La fonte afferma che Israele non è disposto a lasciare che Sinwar trascini i negoziati. Si tratta dell'alternativa tra "un accordo nel prossimo futuro, e Rafah". Le fonti confermano che Israele è disposto ad accettare la liberazione di un numero di ostaggi inferiore ai 40 proposti in precedenza, ma anche che non accetterà la liberazione di soli 20 ostaggi, come Hamas avrebbe suggerito in recenti contatti indiretti.

Israele ritiene che Hamas detenga 33 ostaggi che rientrano nella designazione di ostaggi 'umanitari', donne, bambini, uomini di età superiore ai 50 anni e malati - e insiste affinché vengano tutti liberati. La fonte non precisa se questa sarebbe la prima fase di un accordo più ampio per tutti gli ostaggi, né la durata della tregua proposta.
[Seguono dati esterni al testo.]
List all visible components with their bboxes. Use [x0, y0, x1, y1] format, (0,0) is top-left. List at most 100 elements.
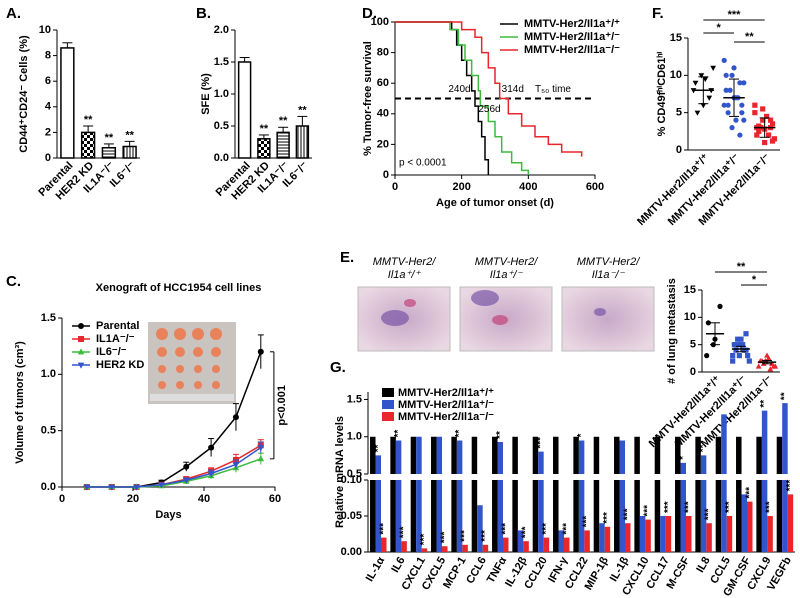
panel-label: G.	[330, 359, 346, 376]
significance: ***	[765, 501, 776, 513]
image-label: MMTV-Her2/	[577, 256, 640, 268]
significance: ***	[602, 512, 613, 524]
y-axis-label: % CD49fʰⁱCD61ʰⁱ	[655, 52, 668, 137]
x-tick-label: IL-1α	[364, 555, 388, 584]
bar	[381, 537, 387, 552]
bar	[675, 436, 681, 552]
point	[83, 484, 91, 491]
point	[767, 117, 774, 123]
bar	[654, 436, 661, 552]
bar	[695, 436, 701, 552]
y-tick-label: 20	[377, 138, 389, 150]
significance: ***	[378, 523, 389, 535]
point	[694, 110, 701, 116]
point	[731, 65, 737, 71]
point	[232, 414, 239, 421]
y-tick-label: 60	[377, 77, 389, 89]
point	[772, 363, 779, 369]
significance: ***	[480, 530, 491, 542]
x-tick-label: IL8	[694, 555, 712, 575]
y-tick-label: 1.5	[214, 56, 229, 68]
x-tick-label: 40	[198, 493, 210, 505]
significance: ***	[622, 508, 633, 520]
bar	[741, 494, 748, 552]
point	[746, 358, 752, 364]
point	[730, 358, 736, 364]
bar	[370, 436, 376, 552]
y-tick-label: 0.5	[214, 120, 229, 132]
point	[745, 353, 751, 359]
significance: ***	[704, 508, 715, 520]
annotation: p < 0.0001	[399, 157, 447, 168]
point	[740, 342, 746, 348]
point	[133, 484, 140, 491]
annotation: 240d	[448, 84, 470, 95]
comparison-label: *	[717, 22, 722, 34]
histology-images	[357, 286, 655, 352]
bar	[257, 138, 271, 159]
y-tick-label: 4	[45, 101, 52, 113]
y-tick-label: 2.0	[214, 24, 229, 36]
significance: ***	[785, 480, 796, 492]
point	[739, 102, 745, 108]
y-tick-label: 5	[690, 339, 696, 351]
y-tick-label: 1.5	[41, 312, 56, 324]
series-line	[86, 446, 262, 488]
y-tick-label: 15	[670, 32, 682, 44]
y-tick-label: 1.0	[41, 368, 56, 380]
bar	[660, 516, 666, 552]
point	[738, 336, 744, 342]
x-tick-label: 200	[452, 181, 470, 193]
significance: **	[84, 114, 93, 126]
point	[717, 303, 723, 309]
y-tick-label: 10	[684, 311, 696, 323]
bar	[782, 403, 788, 552]
significance: **	[125, 129, 134, 141]
significance: ***	[399, 526, 410, 538]
legend-swatch	[382, 388, 394, 397]
point	[723, 87, 729, 93]
point	[78, 323, 84, 329]
bar	[442, 546, 448, 552]
point	[721, 57, 727, 64]
point	[767, 366, 774, 372]
significance: ***	[536, 437, 547, 449]
image-label: MMTV-Her2/	[373, 256, 436, 268]
y-axis-label: Volume of tumors (cm³)	[14, 341, 26, 464]
significance: ***	[643, 505, 654, 517]
bar	[451, 436, 457, 552]
legend-swatch	[382, 412, 394, 421]
point	[743, 331, 749, 337]
point	[733, 117, 739, 123]
point	[725, 110, 731, 116]
tumor-photo	[148, 322, 236, 404]
point	[257, 445, 265, 452]
y-tick-label: 80	[377, 47, 389, 59]
point	[232, 462, 240, 469]
panel-label: B.	[196, 5, 211, 22]
significance: ***	[561, 523, 572, 535]
point	[692, 80, 699, 86]
image-label: MMTV-Her2/	[475, 256, 538, 268]
y-axis-label: % Tumor-free survival	[362, 41, 374, 156]
significance: ***	[541, 523, 552, 535]
bar	[634, 436, 640, 552]
significance: **	[298, 104, 307, 116]
point	[760, 117, 766, 123]
point	[182, 477, 190, 484]
y-tick-label: 5	[676, 107, 682, 119]
point	[752, 102, 758, 108]
point	[158, 482, 165, 489]
point	[207, 471, 215, 478]
point	[741, 80, 747, 86]
significance: **	[279, 115, 288, 127]
bar	[747, 501, 753, 552]
bar	[512, 436, 518, 552]
bar	[538, 451, 544, 552]
bar	[375, 455, 382, 552]
y-tick-label: 1.0	[347, 431, 362, 443]
significance: **	[495, 431, 506, 439]
point	[741, 347, 747, 353]
point	[755, 363, 762, 369]
annotation: 256d	[478, 104, 500, 115]
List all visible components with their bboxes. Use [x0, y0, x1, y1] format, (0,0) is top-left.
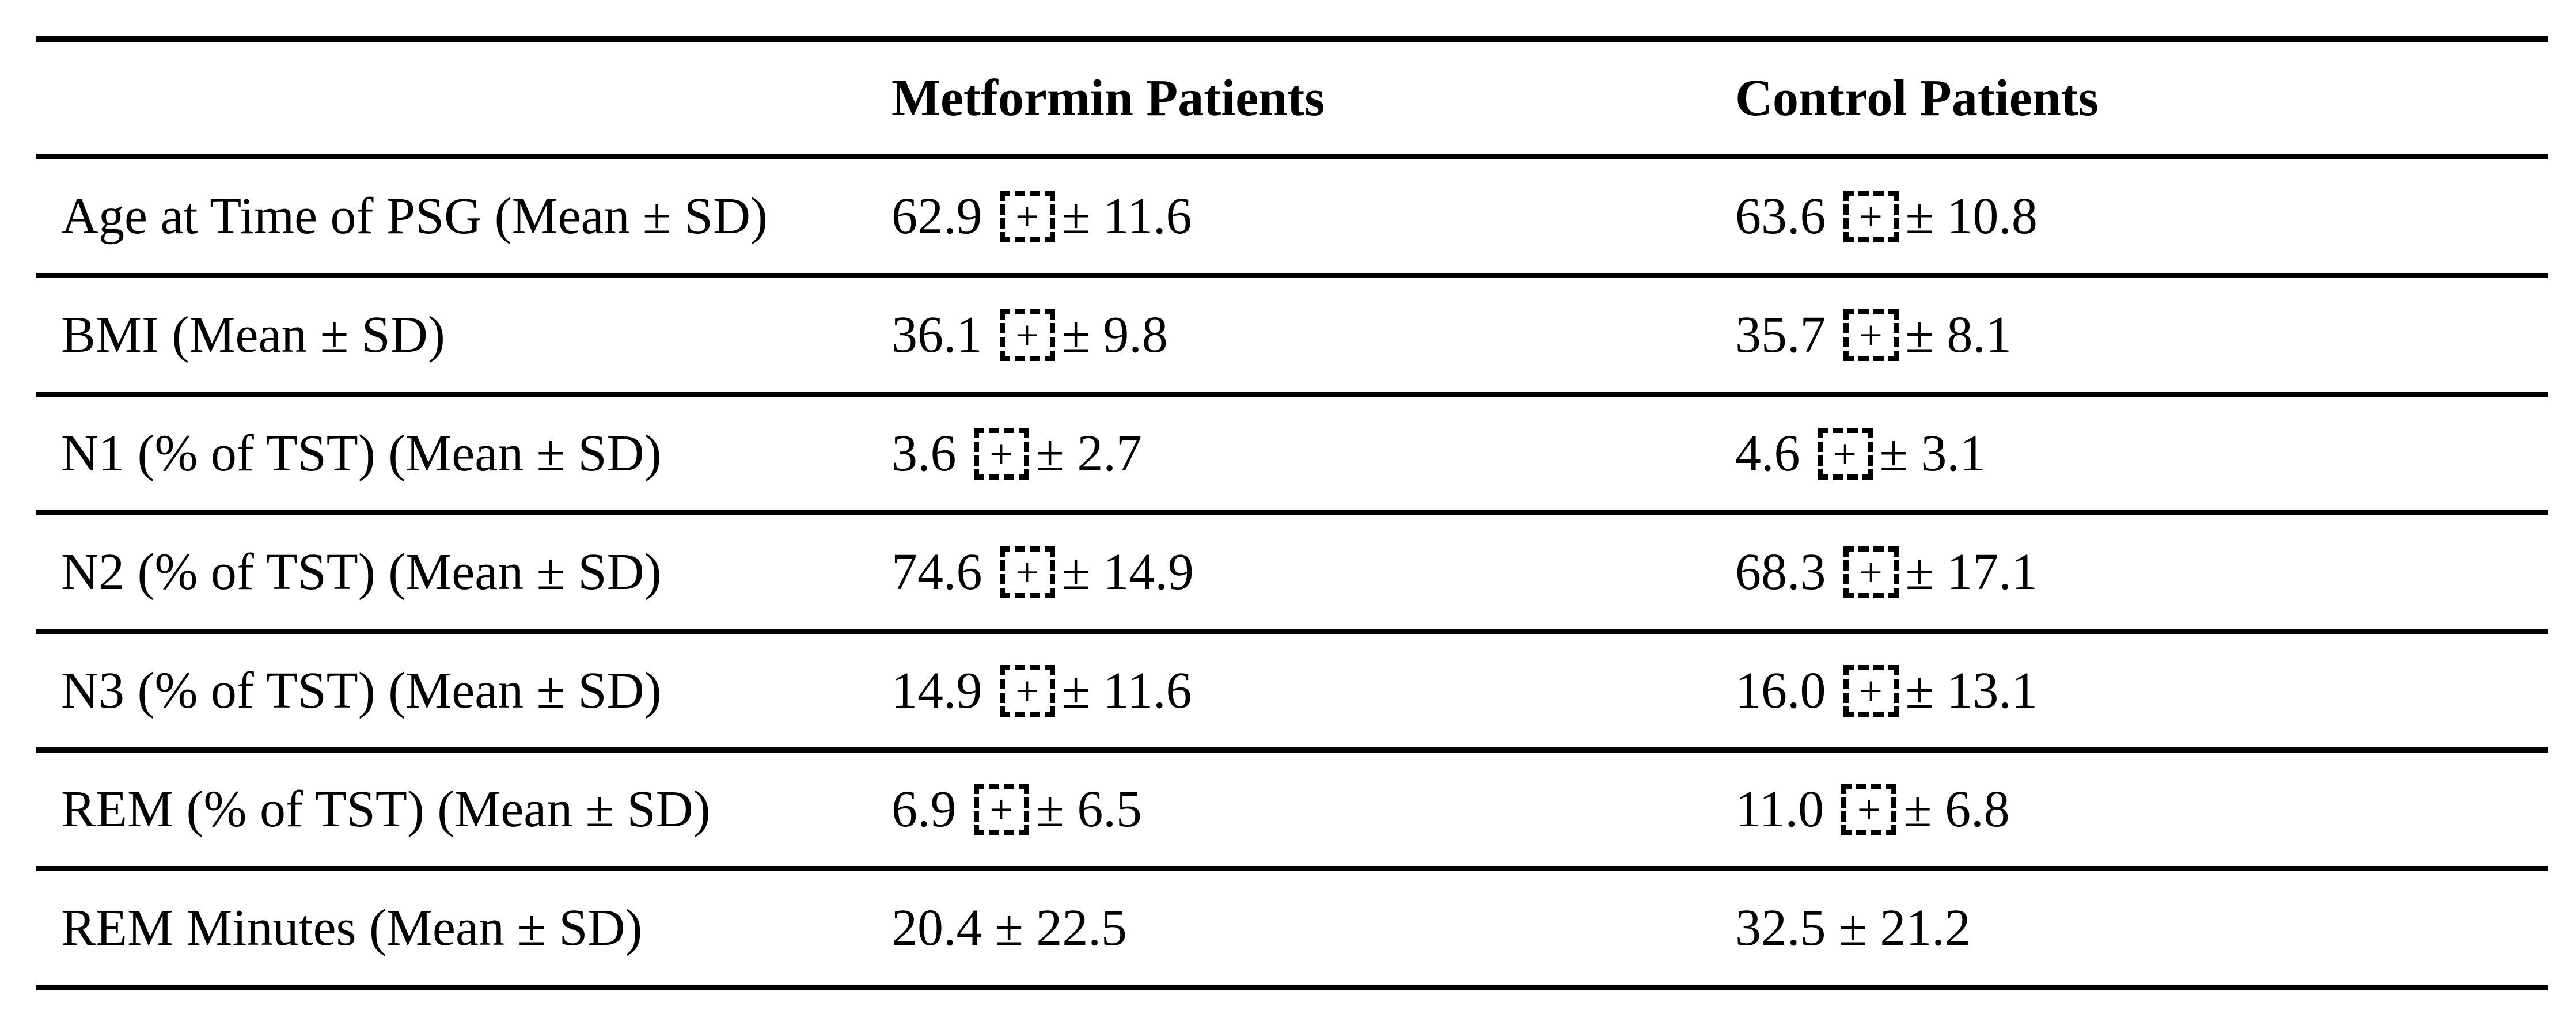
sd-value: ± 17.1 — [1905, 543, 2038, 601]
header-control-patients: Control Patients — [1735, 69, 2099, 127]
table-row-n1: N1 (% of TST) (Mean ± SD) 3.6 + ± 2.7 4.… — [36, 392, 2548, 510]
mean-value: 6.9 — [891, 780, 957, 838]
metformin-value-cell: 36.1 + ± 9.8 — [891, 309, 1735, 361]
sd-value: ± 11.6 — [1061, 662, 1192, 719]
control-value-cell: 16.0 + ± 13.1 — [1735, 662, 2548, 719]
mean-value: 63.6 — [1735, 187, 1826, 245]
table-row-rem-pct: REM (% of TST) (Mean ± SD) 6.9 + ± 6.5 1… — [36, 747, 2548, 866]
mean-value: 36.1 — [891, 306, 982, 363]
dashed-plus-box-icon: + — [999, 190, 1055, 242]
dashed-plus-box-icon: + — [1841, 783, 1897, 835]
control-value-cell: 11.0 + ± 6.8 — [1735, 780, 2548, 838]
table-row-n2: N2 (% of TST) (Mean ± SD) 74.6 + ± 14.9 … — [36, 510, 2548, 629]
dashed-plus-box-icon: + — [1843, 546, 1899, 598]
dashed-plus-box-icon: + — [1817, 427, 1873, 480]
sd-value: ± 6.5 — [1035, 780, 1142, 838]
dashed-plus-box-icon: + — [999, 309, 1055, 361]
sd-value: ± 22.5 — [995, 899, 1127, 956]
dashed-plus-box-icon: + — [999, 664, 1055, 717]
sd-value: ± 11.6 — [1061, 187, 1192, 245]
table-header-row: Metformin Patients Control Patients — [36, 42, 2548, 154]
row-label: N1 (% of TST) (Mean ± SD) — [61, 424, 662, 482]
sd-value: ± 3.1 — [1879, 424, 1986, 482]
row-label: Age at Time of PSG (Mean ± SD) — [61, 187, 768, 245]
row-label: N2 (% of TST) (Mean ± SD) — [61, 543, 662, 601]
control-value-cell: 68.3 + ± 17.1 — [1735, 546, 2548, 598]
sd-value: ± 13.1 — [1905, 662, 2038, 719]
dashed-plus-box-icon: + — [973, 783, 1029, 835]
mean-value: 20.4 — [891, 899, 982, 956]
table-row-rem-minutes: REM Minutes (Mean ± SD) 20.4 ± 22.5 32.5… — [36, 866, 2548, 985]
mean-value: 32.5 — [1735, 899, 1826, 956]
metformin-value-cell: 20.4 ± 22.5 — [891, 902, 1735, 954]
dashed-plus-box-icon: + — [999, 546, 1055, 598]
metformin-value-cell: 14.9 + ± 11.6 — [891, 662, 1735, 719]
dashed-plus-box-icon: + — [1843, 309, 1899, 361]
mean-value: 16.0 — [1735, 662, 1826, 719]
sd-value: ± 2.7 — [1035, 424, 1142, 482]
row-label: N3 (% of TST) (Mean ± SD) — [61, 662, 662, 719]
patient-characteristics-table: Metformin Patients Control Patients Age … — [36, 36, 2548, 990]
metformin-value-cell: 74.6 + ± 14.9 — [891, 546, 1735, 598]
control-value-cell: 32.5 ± 21.2 — [1735, 902, 2548, 954]
row-label: REM Minutes (Mean ± SD) — [61, 899, 643, 956]
mean-value: 62.9 — [891, 187, 982, 245]
mean-value: 35.7 — [1735, 306, 1826, 363]
mean-value: 74.6 — [891, 543, 982, 601]
sd-value: ± 10.8 — [1905, 187, 2038, 245]
sd-value: ± 6.8 — [1903, 780, 2010, 838]
metformin-value-cell: 6.9 + ± 6.5 — [891, 780, 1735, 838]
dashed-plus-box-icon: + — [1843, 664, 1899, 717]
sd-value: ± 8.1 — [1905, 306, 2012, 363]
dashed-plus-box-icon: + — [1843, 190, 1899, 242]
control-value-cell: 35.7 + ± 8.1 — [1735, 309, 2548, 361]
metformin-value-cell: 62.9 + ± 11.6 — [891, 187, 1735, 245]
header-metformin-patients: Metformin Patients — [891, 69, 1325, 127]
table-row-bmi: BMI (Mean ± SD) 36.1 + ± 9.8 35.7 + ± 8.… — [36, 273, 2548, 392]
control-value-cell: 63.6 + ± 10.8 — [1735, 187, 2548, 245]
sd-value: ± 21.2 — [1838, 899, 1971, 956]
sd-value: ± 14.9 — [1061, 543, 1194, 601]
control-value-cell: 4.6 + ± 3.1 — [1735, 424, 2548, 482]
metformin-value-cell: 3.6 + ± 2.7 — [891, 424, 1735, 482]
mean-value: 11.0 — [1735, 780, 1824, 838]
mean-value: 4.6 — [1735, 424, 1800, 482]
row-label: BMI (Mean ± SD) — [61, 306, 445, 363]
mean-value: 68.3 — [1735, 543, 1826, 601]
dashed-plus-box-icon: + — [973, 427, 1029, 480]
row-label: REM (% of TST) (Mean ± SD) — [61, 780, 711, 838]
table-row-n3: N3 (% of TST) (Mean ± SD) 14.9 + ± 11.6 … — [36, 629, 2548, 747]
mean-value: 3.6 — [891, 424, 957, 482]
sd-value: ± 9.8 — [1061, 306, 1168, 363]
table-row-age: Age at Time of PSG (Mean ± SD) 62.9 + ± … — [36, 154, 2548, 273]
mean-value: 14.9 — [891, 662, 982, 719]
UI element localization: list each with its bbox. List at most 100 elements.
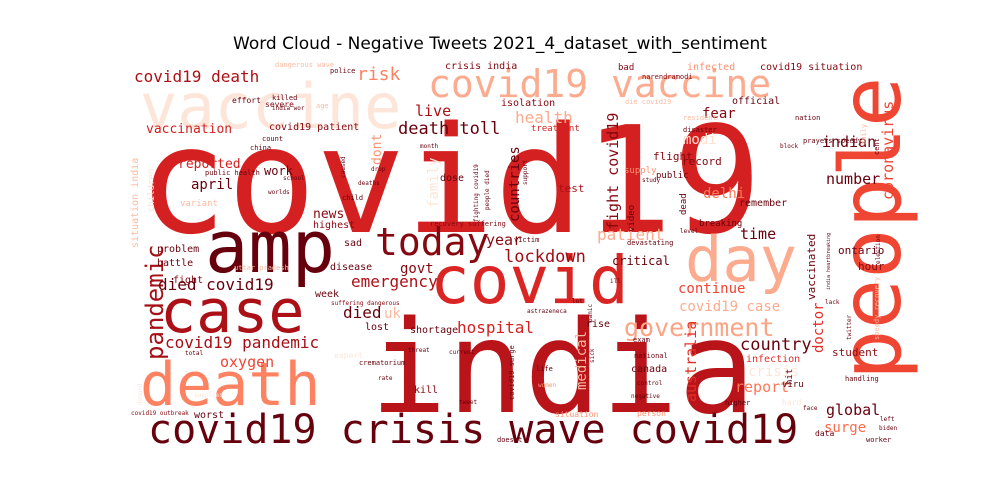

La proposta dell'Egitto: liberare i 33 ostaggi ancora vivi

L'Egitto ha messo ieri sul tavolo dei colloqui con Israele una proposta per il rilascio di 33 ostaggi, detenuti a Gaza, donne, malati e anziani, che si ritiene siano gli unici rimasti in vita dei 133 che erano ancora nelle mani di Hamas. Lo scrive il Jerusalem Post, che cita una fonte israeliana al corrente dell'incontro tra una delegazione egiziana e una di Tel Aviv.

"Quello che c'è - ha continuato - è un tentativo dell'Egitto di riavviare colloqui con una proposta egiziana che prevede il rilascio di 33 ostaggi, donne, anziani e malati".

Il Cairo sta lavorando per garantire un accordo che impedisca l'operazione israeliana a Rafah. Secondo quanto riferito ieri dai media ebraici, il gabinetto di guerra israeliano ha autorizzato la squadra negoziale del Paese ad avere un approccio più flessibile nei negoziati.